Given the seasonal pattern in gelada male contests (figure 1), it stands to reason that testosterone levels should rise for both the challenging bachelors and the challenged leaders during this period of increased competition. However, we needed to control for several factors that are known to affect male testosterone in other primates, such as weather, age and social status [33–36]. For rainfall, we designated each sample as a ‘wet’ or ‘dry’ season sample if the cumulative rainfall for the previous month was above or below the median (53.7 mm), respectively (n=1365 wet season, 1365 dry season). For temperature, we grouped samples based on whether they were collected during ‘hot’ days (max temperature>median maximum temperature, 17.5°C, n=397), ‘cold’ days (minimum temperature<median minimum temperature, 7.9°C, n=214) or ‘average’ temperature days (all other samples, n=2119). For age, we do not have known dates of birth for adult males, because gelada males disperse from their natal groups [37,38]. Thus, adult male ages were estimated to the nearest half year using secondary sexual characteristics such as canine eruption, tooth wear, pelage coloration and cape length [12,31]. For status, we split males into their broadest status categories (leader, bachelor, follower), and, to gauge overall competition across the population, we included the number of takeovers across our known harems for each month (range 0–5 takeovers per month).

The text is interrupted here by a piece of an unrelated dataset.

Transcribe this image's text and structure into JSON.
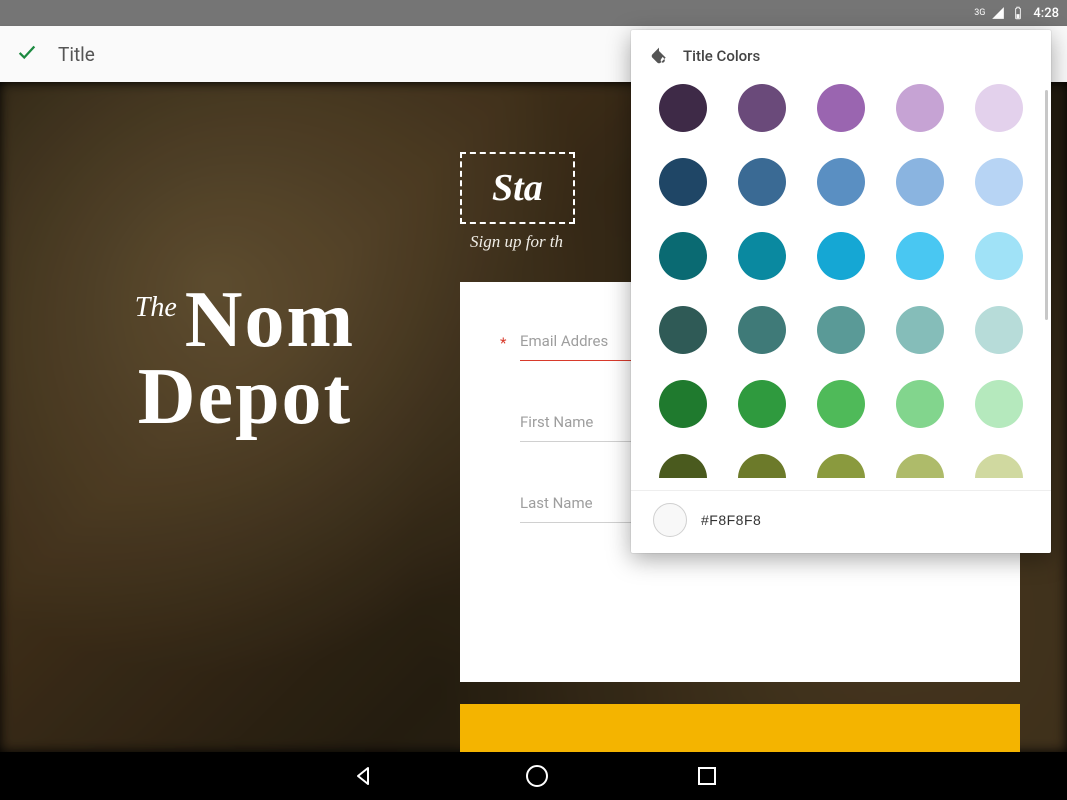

These statistical analyses (and all subsequent analyses) were conducted in R (v. 3.0.3) [39]. Using the function ‘lmer’ in the lme4 package [40], we ran a linear-mixed model (LMM) with fT as the outcome variable to determine the effect of weather and social factors on male testosterone. We log-transformed the outcome variable (testosterone in ng g⁻¹) in this and all subsequent analyses to approximate a normal distribution. Because each individual male had multiple data points (n=2730 samples from 64 leaders; 52 followers, 79 bachelors; range 2–91 samples per male), we included individual identity as a random effect. In addition to our methods-based fixed effects (see the electronic supplementary material) we included rainfall, temperature, male age, status and number of takeovers per month as additional fixed effects on testosterone levels. We compared univariate models that considered only a single fixed effect to multivariate models that considered a combination of fixed effects and/or interactions between fixed effects. We compared all candidate models using Akaike information criterion (AIC) and considered the model with the lowest AIC to be the best fit for our dataset [41,42]. If the difference in AIC was less than 2 for the lowest-ranked models, we considered both models to be equally good fits for the data [43]. For all LMMs, we visually inspected each model using a Q–Q plot, histogram of residuals and scatterplot of fitted versus residual values. For all models, residual values were normally distributed.